The only way a non-family member could be included is where your original tenancy agreement was in joint names with a non-relative. As they’re on the tenancy agreement, they can go on the application.
Apart from that, it’s up to three family members who have lived with you in the property for 12 months. It’s probably best to ask the council who’s processing the application for you – they can advise you if there’s somebody you’ve got in mind.
What happens if there is a breakdown in the relationship between the joint mortgage applicants?
A mortgage is ultimately a long term commitment between the joint applicants. If there’s a breakdown in the relationship that does mean you have a decision to make.
The applicants could just sell the house and go their separate ways. That might be preferable, because it gives both people a clean break.
If one person wants to keep the house and change it into their sole name, the mortgage effectively needs to be assessed from scratch. We need to make sure that the person keeping the house can afford the mortgage in their own name.

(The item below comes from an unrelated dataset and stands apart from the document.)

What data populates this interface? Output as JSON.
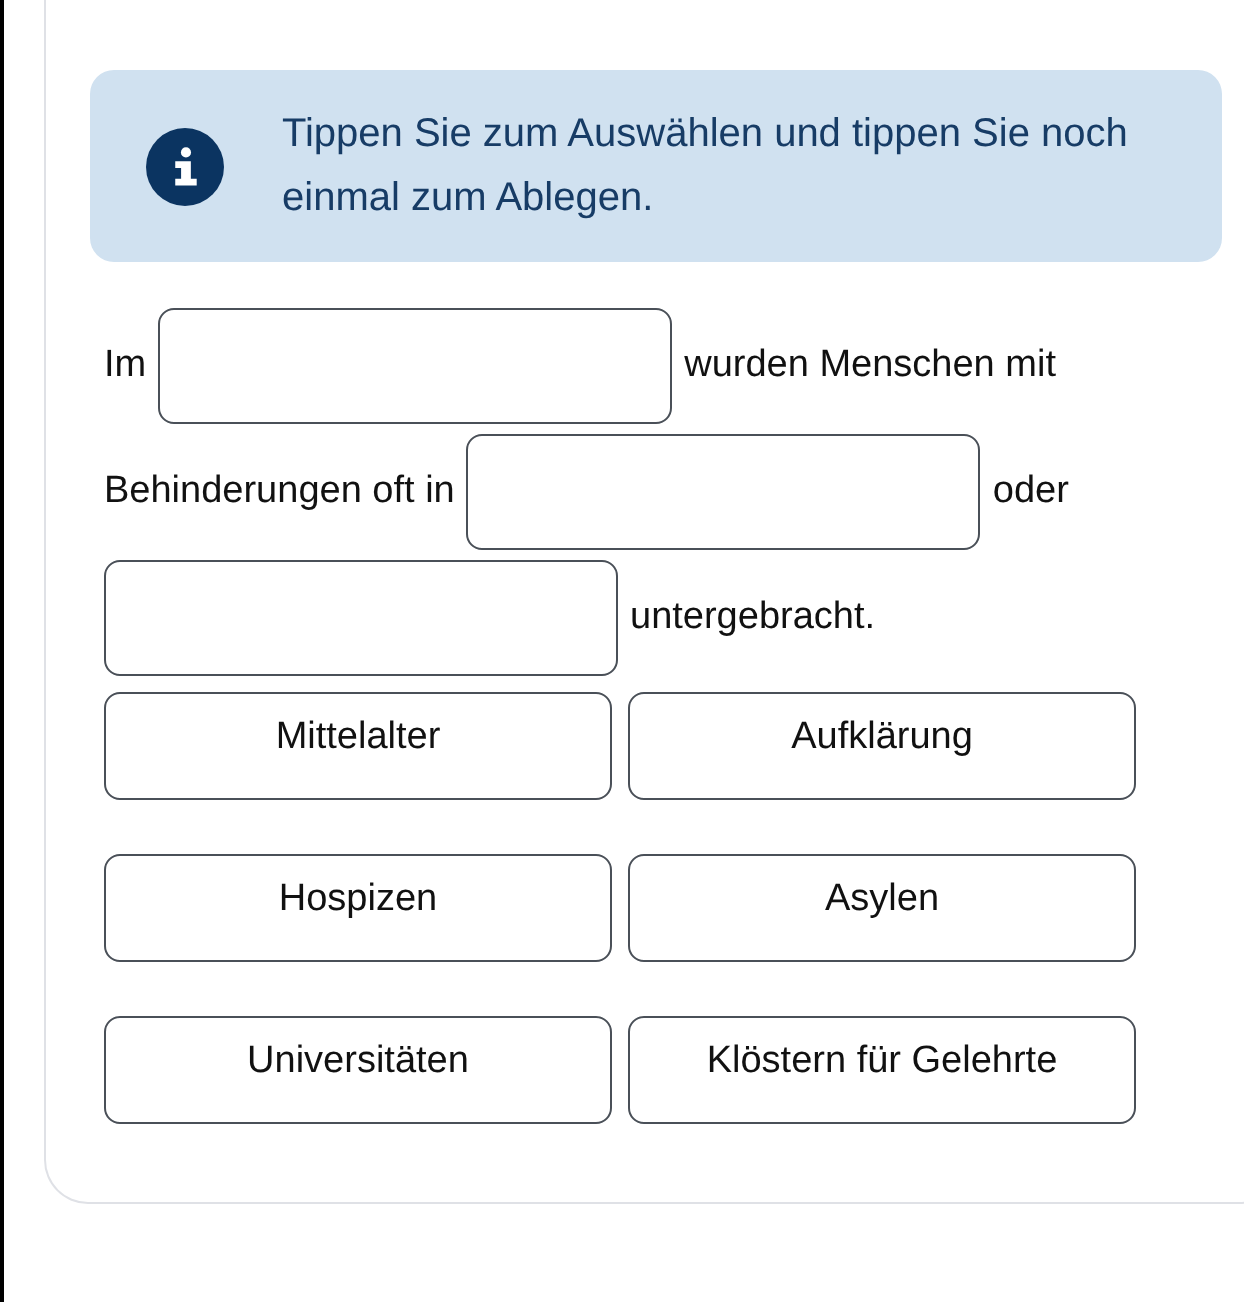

Ultimately, if the lender is not happy with that and the owner doesn’t want to sell the house, the mortgage would just have to stay in joint names.
If somebody finds themselves in those circumstances, just contact us and we can give personalised advice for your circumstances.
How does the amount of each applicant’s ownership affect their responsibility for the mortgage repayments?
The legal term is that you’re jointly and severally liable for the mortgage payments. In plain English, what that means is that both applicants are 100% responsible for making 100% of the mortgage payments. It’s not split up 50-50. It’s 100% for both people.
Can a joint Right to Buy mortgage be transferred to a new property in the future?
When you sell a property, the mortgage on that property is closed. To buy a new property you need to apply for a brand new mortgage. Your circumstances will be assessed from scratch based on your current circumstances.
But if you’ve got a mortgage product like a fixed rate – which are very popular – then it’s possible that you could port that fixed rate from one property to a new one. There are benefits in doing that.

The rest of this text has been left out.